Within 2014 the State Council aims to implement a new deposit insurance system for its banks. While one might think this is meant to lower systemic risk, it’s actually meant as a step to shift risk from te government to its citizens. Handing the people the opportunity to be more responsible for their own financial health, introducing more laissez-faire. I present a translation from a Chinese commentator on this matter, published on March 21, 2014.
Notes from the translator, LK:
The fact the Chinese government is pushing to introduce a nation wide deposit insurance system in 2014 tells a lot; according to the author, we are in an environment of heightened financial uncertainty and default risks. As the West moves for bail-in legislations, the Chinese are heading in the opposite direction.
As Western economies become more and more policy and stimulus driven, socialist China is becoming more market driven, preparing to withdraw official support and let defaults occur to clean up malinvestments and unviable businesses. The first corporate bond default in history happened past February (2014).
Efforts to carefully move towards market driven mechanisms are introduced to the people as government guarantees will slowly be withdrawn, depositors are stimulated to investigate and seek ways to protect themselves.
The defensive nature of gold in the face of defaults is highlighted. This article concerns depositors, but we should be on the watch for signs that banks themselves are encouraged to hold gold as hedge against financial risks: for this hedge to be effective, the value of gold must rise by a large magnitude to make up for any such systemic losses – if official bailouts are to be avoided. This would mean that a large rise in the price of gold is implied in the policy!
2014 March 21
Author: Liu YuXiang, Research Director, Shandong Zhaojin investment company ltd.
March 5, Premier Li Keqiang in his government work report suggested that one of the main tasks this year is to deepen financial reform, including “the establishment of a deposit insurance system and improve the mechanisms of risk management for financial institutions.” On March 10, central bank governor Zhou Xiaochuan also said the deposit insurance system will be launched within 2014.

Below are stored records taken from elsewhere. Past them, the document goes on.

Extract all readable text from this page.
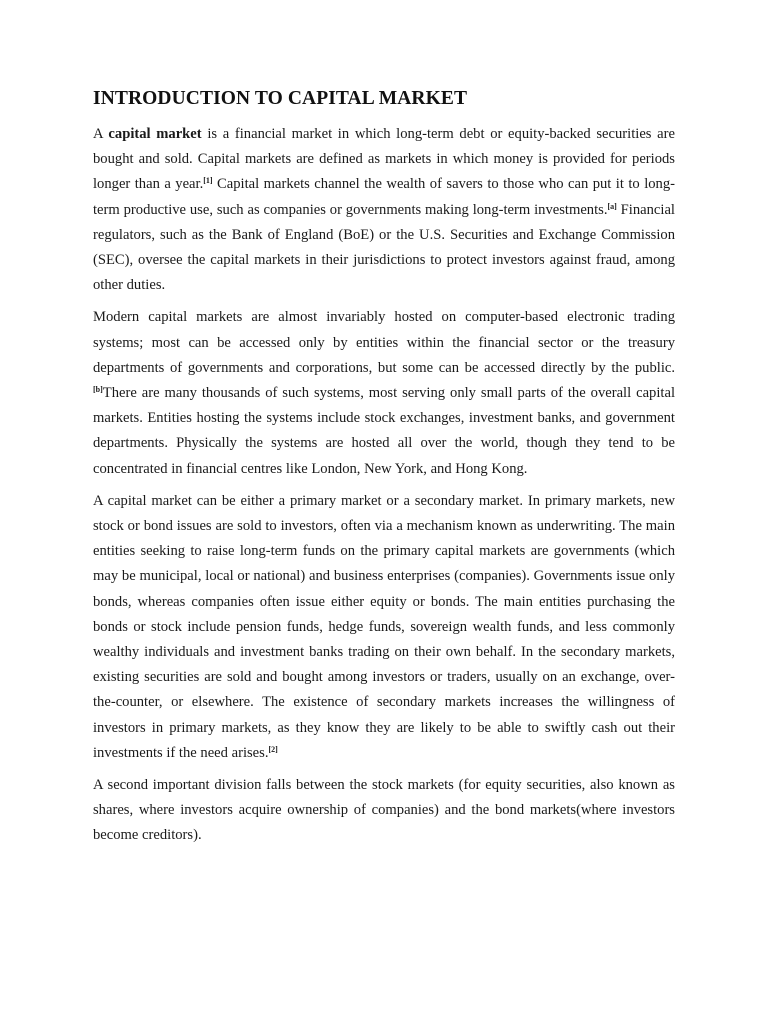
INTRODUCTION TO CAPITAL MARKET

A capital market is a financial market in which long-term debt or equity-backed securities are bought and sold. Capital markets are defined as markets in which money is provided for periods longer than a year.[1] Capital markets channel the wealth of savers to those who can put it to long-term productive use, such as companies or governments making long-term investments.[a] Financial regulators, such as the Bank of England (BoE) or the U.S. Securities and Exchange Commission (SEC), oversee the capital markets in their jurisdictions to protect investors against fraud, among other duties.

Modern capital markets are almost invariably hosted on computer-based electronic trading systems; most can be accessed only by entities within the financial sector or the treasury departments of governments and corporations, but some can be accessed directly by the public.[b]There are many thousands of such systems, most serving only small parts of the overall capital markets. Entities hosting the systems include stock exchanges, investment banks, and government departments. Physically the systems are hosted all over the world, though they tend to be concentrated in financial centres like London, New York, and Hong Kong.

A capital market can be either a primary market or a secondary market. In primary markets, new stock or bond issues are sold to investors, often via a mechanism known as underwriting. The main entities seeking to raise long-term funds on the primary capital markets are governments (which may be municipal, local or national) and business enterprises (companies). Governments issue only bonds, whereas companies often issue either equity or bonds. The main entities purchasing the bonds or stock include pension funds, hedge funds, sovereign wealth funds, and less commonly wealthy individuals and investment banks trading on their own behalf. In the secondary markets, existing securities are sold and bought among investors or traders, usually on an exchange, over-the-counter, or elsewhere. The existence of secondary markets increases the willingness of investors in primary markets, as they know they are likely to be able to swiftly cash out their investments if the need arises.[2]

A second important division falls between the stock markets (for equity securities, also known as shares, where investors acquire ownership of companies) and the bond markets(where investors become creditors).
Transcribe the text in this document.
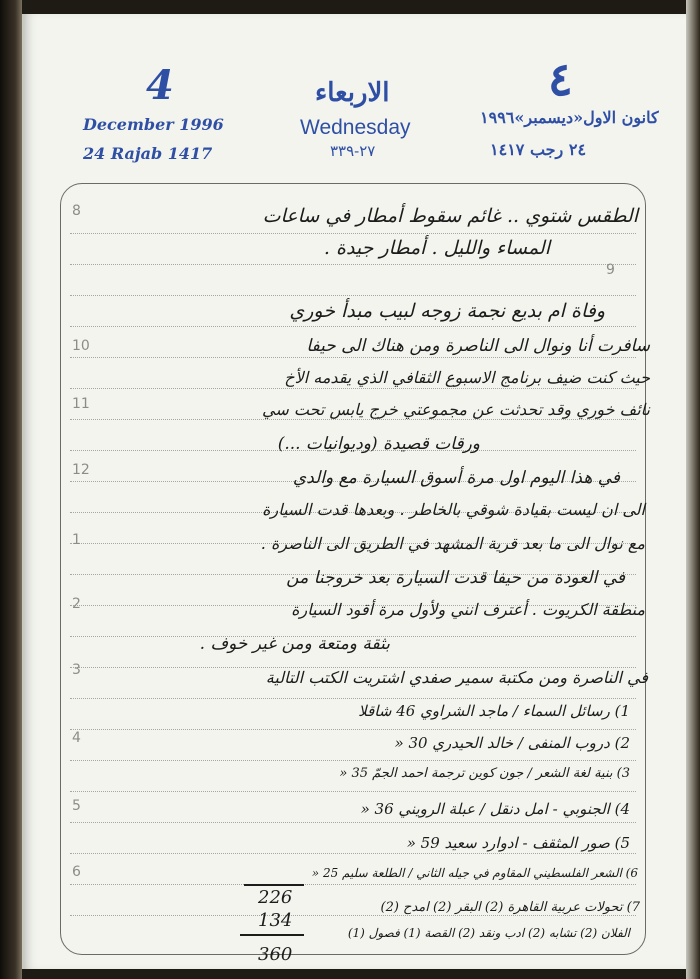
4	٤
الاربعاء
Wednesday
٢٧-٣٣٩
December 1996
24 Rajab 1417
كانون الاول«ديسمبر»١٩٩٦
٢٤ رجب ١٤١٧
8
9
10
11
12
1
2
3
4
5
6
الطقس شتوي .. غائم سقوط أمطار في ساعات
المساء والليل . أمطار جيدة .
وفاة ام بديع نجمة زوجه لبيب مبدأ خوري
سافرت أنا ونوال الى الناصرة ومن هناك الى حيفا
حيث كنت ضيف برنامج الاسبوع الثقافي الذي يقدمه الأخ
نائف خوري وقد تحدثت عن مجموعتي خرج يابس تحت سي
ورقات قصيدة (وديوانيات ...)
في هذا اليوم اول مرة أسوق السيارة مع والدي
الى ان ليست بقيادة شوقي بالخاطر . وبعدها قدت السيارة
مع نوال الى ما بعد قرية المشهد في الطريق الى الناصرة .
في العودة من حيفا قدت السيارة بعد خروجنا من
منطقة الكريوت . أعترف انني ولأول مرة أقود السيارة
بثقة ومتعة ومن غير خوف .
في الناصرة ومن مكتبة سمير صفدي اشتريت الكتب التالية
1) رسائل السماء / ماجد الشراوي 46 شاقلا
2) دروب المنفى / خالد الحيدري 30 «
3) بنية لغة الشعر / جون كوين ترجمة احمد الجمّ 35 «
4) الجنوبي - امل دنقل / عبلة الرويني 36 «
5) صور المثقف - ادوارد سعيد 59 «
6) الشعر الفلسطيني المقاوم في جيله الثاني / الطلعة سليم 25 «
7) تحولات عربية القاهرة (2) البقر (2) امدح (2)
الفلان (2) تشابه (2) ادب ونقد (2) القصة (1) فصول (1)
226
134
360
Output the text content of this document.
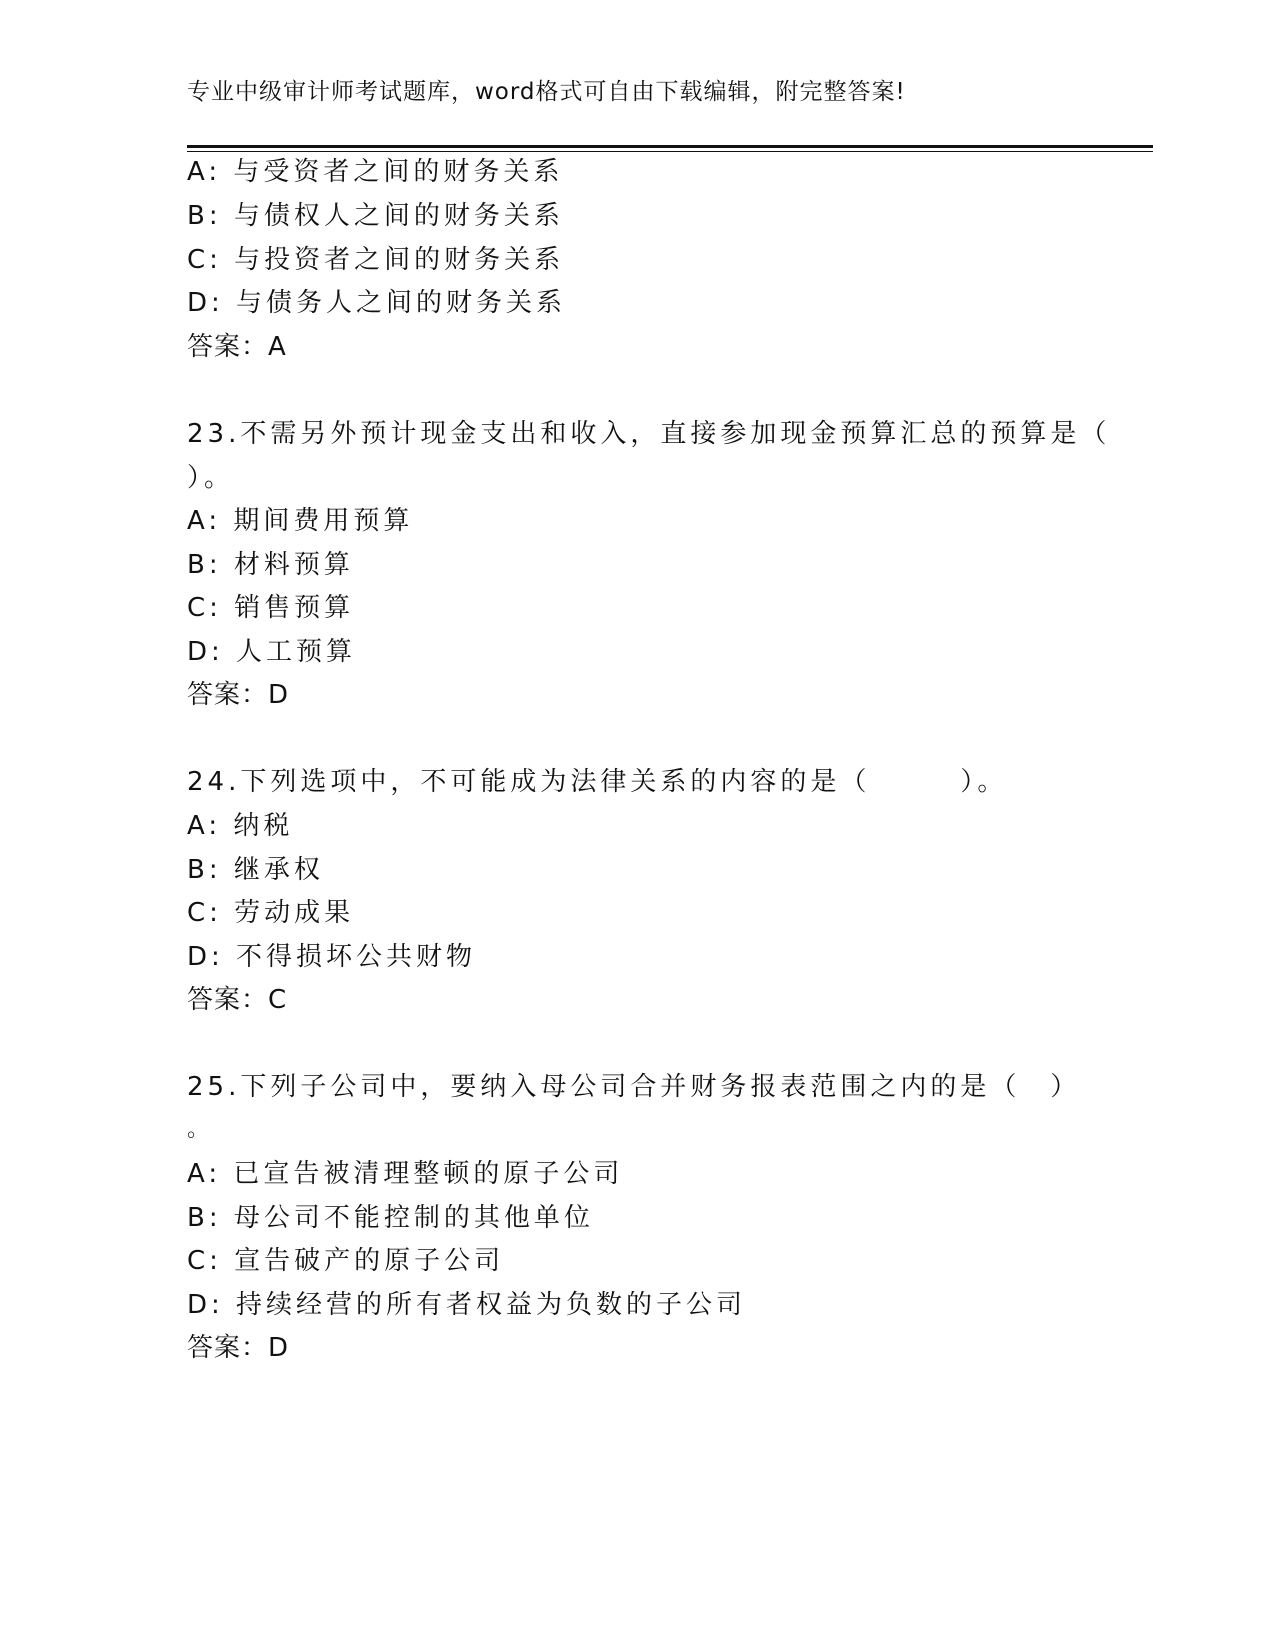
专业中级审计师考试题库，word格式可自由下载编辑，附完整答案!
A: 与受资者之间的财务关系
B: 与债权人之间的财务关系
C: 与投资者之间的财务关系
D: 与债务人之间的财务关系
答案：A
23.不需另外预计现金支出和收入，直接参加现金预算汇总的预算是（
）。
A: 期间费用预算
B: 材料预算
C: 销售预算
D: 人工预算
答案：D
24.下列选项中，不可能成为法律关系的内容的是（　　　）。
A: 纳税
B: 继承权
C: 劳动成果
D: 不得损坏公共财物
答案：C
25.下列子公司中，要纳入母公司合并财务报表范围之内的是（　）
。
A: 已宣告被清理整顿的原子公司
B: 母公司不能控制的其他单位
C: 宣告破产的原子公司
D: 持续经营的所有者权益为负数的子公司
答案：D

“Compulsory insurance”, “bounded compensation” and “different rates for different risks” are important aspects in the design of the deposit insurance system. Bounded compensation meaning that a policy holder will receive compensation in full if the amount is within the stipulated limit. With the introduction of the deposit insurance system, depositors, for the first time, will face the reality that bank deposits may not in fact all be safe and secure.
The limited compensation feature in the deposit insurance system is expected to have bullish effects on the price of gold. In the minds of the Chinese people gold is a hard currency, the asset of minimal risk. For a long time, under the planned economic system, China’s banks were not only riskless but also payed interest, hence the preferred investment channel for many. Under the socialist market economy bankruptcy has become accepted by the public not only in theory but also in practice. Subsequently this particular commodity currency, gold, operating for the potential risks of commercial banks has also been accessible to the public. The deposit insurance system will hike the risk awareness to the general public, with the market speaking out the fact that banks may indeed collapse as the official safety guarantee is withdrawn. People will also start to recognize the message that there are other ways and places, apart from banks, in which they should consider putting their money.
Gold is the most well known strategy against risk and is well recognized by ordinary Chinese people. The insurance safety guarantee may be set at RMB 500,000 which covers more than 99 % of the accounts. The deposits greater than this amount may go seek a type of capital guarantee investment. Although the gold price is now near a two year low, compared to other investment asset classes such as stocks and bonds, gold still has a considerable advantage; in times of heightened financial risk gold should perform better than other asset classes.
Gold is an effective hedge against counter-party risks in deposit losses. After the launch of the deposit insurance policies, those not covered by the insurance guarantee will naturally be more aware of risks and will likely shift some assets into physical gold so as to guard against deposit defaults. Moreover, gold’s high value, stable physical properties and easy storage should make gold a first choice for wealth preservation purposes. Hence, the policy of the new deposit insurance system should raise China’s demand for physical gold, and is bullish for the gold price.
Gold’s safe haven attributes has received fresh attention recently as capital markets have become jittery again: The “11 ChaoRi” default is the first interest bearing corporate bond default in history, and it’s likely to be a first, not a last. More cases of default will definitely have an impact on global capital markets. After “11 ChaoRi”, copper and iron ore prices plunged more than 9 percent, global mining stocks took a dive, followed by market indices. The RMB has also lost value.
Let’s review the history of the United States deposit insurance system. In the 1930s the United States passed the Glass-Steagall Act in order to save the banking system, in 1933 the government established the FDIC bank deposit insurance agency. The deposit insurance system came into operation in 1934 to ensure stability, it was the the world’s first system of this type.
The Chinese economy is facing a lot of problems and we must establish a sound financial and social safety net as soon as possible, preferably before any banking problems surface because prevention is the best crisis management policy. We can see from the tumbling prices of various industrial raw materials and the loss of value of the RMB that China’s economic situation isn’t doing well. In all this, however, gold has stayed firm for the last 3 months. In this environment, the introduction of the deposit insurance system should be expected to push up the safe haven demand for gold.